As we reach the end of the grace period for ELD compliance, the FMCSA has admitted that there are ongoing problems with the technology that they are requiring motor carriers to have. Most notably, drivers are facing issues with getting devices to track time and data accurately. In the most extreme cases, ELDs are reporting that truckers are hundreds of miles from their actual locations. Because the sole purpose of the device is to accurately track time and location, these malfunctions are worrisome. Malfunctioning ELDs pose a couple of problems:
- If truckers are over their hours because the device is incorrect, they could face fines from the FMCSA
- If they are under their hours, they could face repercussions from their employers
- If the device incorrectly reports that a truck is in a state for which the driver does not have a permit, they could face penalty for that as well
These violations could potentially endanger the livelihoods and licenses of truckers all over the country. While the FMCSA has acknowledged that there are problems with the devices, action has not yet been taken to solve the issue. Most of the people that have complained have been told to switch ELD companies.

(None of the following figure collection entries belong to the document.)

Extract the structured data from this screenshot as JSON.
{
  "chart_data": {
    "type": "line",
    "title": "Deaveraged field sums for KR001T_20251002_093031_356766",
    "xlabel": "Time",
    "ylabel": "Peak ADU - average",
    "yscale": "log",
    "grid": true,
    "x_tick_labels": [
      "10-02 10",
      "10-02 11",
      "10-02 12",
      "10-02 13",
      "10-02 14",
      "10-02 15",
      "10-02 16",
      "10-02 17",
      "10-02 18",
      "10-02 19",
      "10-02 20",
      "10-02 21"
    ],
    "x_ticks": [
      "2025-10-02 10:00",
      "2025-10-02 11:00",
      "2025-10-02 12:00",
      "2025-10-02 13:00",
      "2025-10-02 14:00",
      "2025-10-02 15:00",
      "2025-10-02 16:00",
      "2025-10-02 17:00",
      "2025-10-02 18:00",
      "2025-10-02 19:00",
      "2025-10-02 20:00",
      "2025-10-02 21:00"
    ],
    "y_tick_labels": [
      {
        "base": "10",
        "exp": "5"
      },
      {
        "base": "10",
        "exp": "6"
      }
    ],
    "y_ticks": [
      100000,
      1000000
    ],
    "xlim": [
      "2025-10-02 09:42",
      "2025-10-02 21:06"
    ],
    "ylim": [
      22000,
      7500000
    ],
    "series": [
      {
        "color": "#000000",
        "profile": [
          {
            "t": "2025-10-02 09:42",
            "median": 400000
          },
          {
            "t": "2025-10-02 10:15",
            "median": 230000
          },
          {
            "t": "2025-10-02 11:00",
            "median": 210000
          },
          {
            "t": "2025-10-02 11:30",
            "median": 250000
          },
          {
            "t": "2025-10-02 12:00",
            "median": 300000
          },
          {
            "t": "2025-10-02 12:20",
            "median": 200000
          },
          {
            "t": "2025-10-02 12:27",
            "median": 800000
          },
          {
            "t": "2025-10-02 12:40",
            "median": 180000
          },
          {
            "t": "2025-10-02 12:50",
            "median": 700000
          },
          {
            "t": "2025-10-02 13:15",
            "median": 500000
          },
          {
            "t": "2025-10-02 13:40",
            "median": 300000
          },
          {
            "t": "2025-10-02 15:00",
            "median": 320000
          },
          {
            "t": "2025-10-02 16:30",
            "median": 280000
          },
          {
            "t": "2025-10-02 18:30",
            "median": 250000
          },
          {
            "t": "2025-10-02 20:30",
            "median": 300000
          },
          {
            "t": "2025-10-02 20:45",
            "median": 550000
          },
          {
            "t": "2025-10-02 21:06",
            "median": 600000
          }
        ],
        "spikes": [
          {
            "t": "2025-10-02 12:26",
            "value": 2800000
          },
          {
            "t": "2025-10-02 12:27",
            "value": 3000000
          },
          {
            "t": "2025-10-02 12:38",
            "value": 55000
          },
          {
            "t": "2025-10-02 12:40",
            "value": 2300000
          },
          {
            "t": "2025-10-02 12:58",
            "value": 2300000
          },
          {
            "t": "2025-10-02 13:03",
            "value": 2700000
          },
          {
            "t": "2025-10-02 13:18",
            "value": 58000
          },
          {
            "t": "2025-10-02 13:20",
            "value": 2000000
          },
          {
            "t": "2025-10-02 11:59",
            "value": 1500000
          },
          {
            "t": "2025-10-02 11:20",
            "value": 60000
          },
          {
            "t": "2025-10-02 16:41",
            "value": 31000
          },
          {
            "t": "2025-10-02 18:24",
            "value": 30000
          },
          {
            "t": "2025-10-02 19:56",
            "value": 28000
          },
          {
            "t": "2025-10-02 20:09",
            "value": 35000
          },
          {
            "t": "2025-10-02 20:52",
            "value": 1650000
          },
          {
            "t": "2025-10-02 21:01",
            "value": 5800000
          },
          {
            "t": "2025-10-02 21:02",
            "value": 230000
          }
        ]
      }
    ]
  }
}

Part of the problem is that the federal agency allowed companies to self-certify that their devices worked. This practice is pretty standard for the FMCSA, but this influx of problems is unprecedented. To help offset all the problems, the FMCSA has been issuing waivers to truckers that have experienced issues, but most of them are about to expire and they have yet to issue more.
Outside of the FMCSA, independent companies that produce ELDs have increased the amount of customer service employees to handle the influx of calls they are getting in regard to misfunctioning devices. Should these issues not be resolved soon, owners and operators could face weekly fines up to 15,000 dollars. This could put many of them out of business.